The former chairman of the Samsung Group, Lee Kun-hee, after his conviction on tax evasion charges in Seoul on Wednesday.

Mr. Lee was also fined $109 million. But the Seoul Central District Court cleared him of criminal charges of breach of trust, which stemmed from two Samsung affiliates’ decisions to sell stock to his son, Jae Yong, at unfairly low prices to help the son take over management control of the business empire.

Mr. Lee, who built Samsung into South Korea’s best-known global brand during his 20-year tenure as chairman, was indicted in April on charges of evading taxes on billions of dollars that prosecutors said he hid in stock accounts under the names of his aides.

On Wednesday, the court said there was not enough evidence to convict Mr.
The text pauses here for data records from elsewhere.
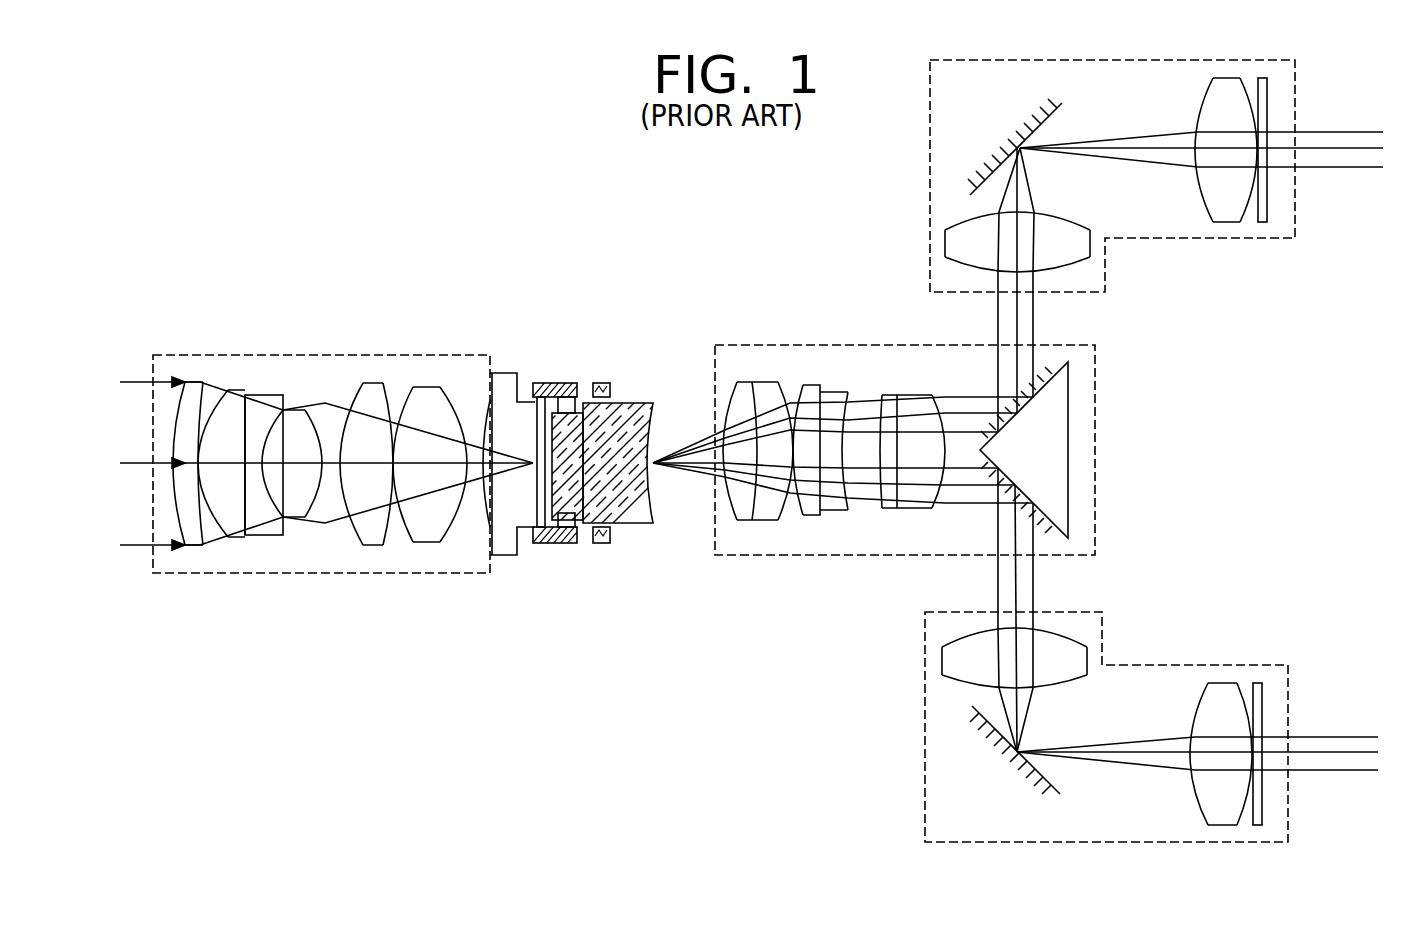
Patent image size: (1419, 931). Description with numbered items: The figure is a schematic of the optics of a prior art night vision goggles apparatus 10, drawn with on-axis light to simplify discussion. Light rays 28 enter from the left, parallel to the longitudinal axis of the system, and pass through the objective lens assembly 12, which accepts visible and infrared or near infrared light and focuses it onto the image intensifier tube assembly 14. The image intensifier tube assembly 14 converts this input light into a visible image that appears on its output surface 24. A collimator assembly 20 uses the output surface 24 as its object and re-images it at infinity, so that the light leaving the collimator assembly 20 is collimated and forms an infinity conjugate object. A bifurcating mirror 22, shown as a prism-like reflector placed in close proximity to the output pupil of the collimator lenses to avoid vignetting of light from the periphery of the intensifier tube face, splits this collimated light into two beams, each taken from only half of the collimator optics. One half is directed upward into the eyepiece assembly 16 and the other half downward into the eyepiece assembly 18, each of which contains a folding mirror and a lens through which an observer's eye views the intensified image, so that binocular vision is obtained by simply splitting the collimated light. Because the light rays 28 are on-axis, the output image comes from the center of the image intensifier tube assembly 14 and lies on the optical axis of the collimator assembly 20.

The night vision goggles apparatus 10 is at (795, 231).
The objective lens assembly 12 is at (288, 353).
The image intensifier tube assembly 14 is at (550, 378).
The eyepiece assembly 16 is at (1185, 240).
The eyepiece assembly 18 is at (1183, 663).
The collimator assembly 20 is at (770, 343).
The bifurcating mirror 22 is at (1047, 448).
The output surface 24 is at (663, 513).
The light rays 28 is at (135, 380).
Lee on charges involving the subsidiary Samsung Everland. In the case of another affiliate, Samsung SDS, the statute of limitations had expired, the court said.

Prosecutors had sought seven years in prison and more than three times the amount of the fine that was levied, saying the country’s courts should end leniency toward business tycoons.

Mr. Lee, 66, resigned shortly after he was indicted in April after a three-month investigation into of Samsung, the country’s most powerful conglomerate.

The probe was triggered by the a former chief counsel at Samsung, Kim Yong-chul, who alleged that Mr. Lee and his aides managed a huge slush fund to cement the Lee family’s management control and to bribe prosecutors, politicians and officials.

Prosecutors said that they found $4.5 billion of Mr. Lee’s personal assets under other names and that he evaded $112 million in taxes. But they said they could not find evidence to bring bribery charges against him.

Corruption scandals have regularly rocked South Korea’s family-controlled conglomerates, known as chaebols. But convictions have rarely resulted in prison time.

Chung Mong-koo, the chairman of the Hyundai Motor Co. conglomerate was sentenced to three years in prison for embezzlement last year. But an appeals court suspended his term last month, saying he was too important to the nation’s economy to go to jail.

Samsung comprises 60 companies that sell everything from computer chips, cell phones, ships, apartments, textiles and insurance policies. The group accounts for an estimated 20 percent of South Korea’s exports.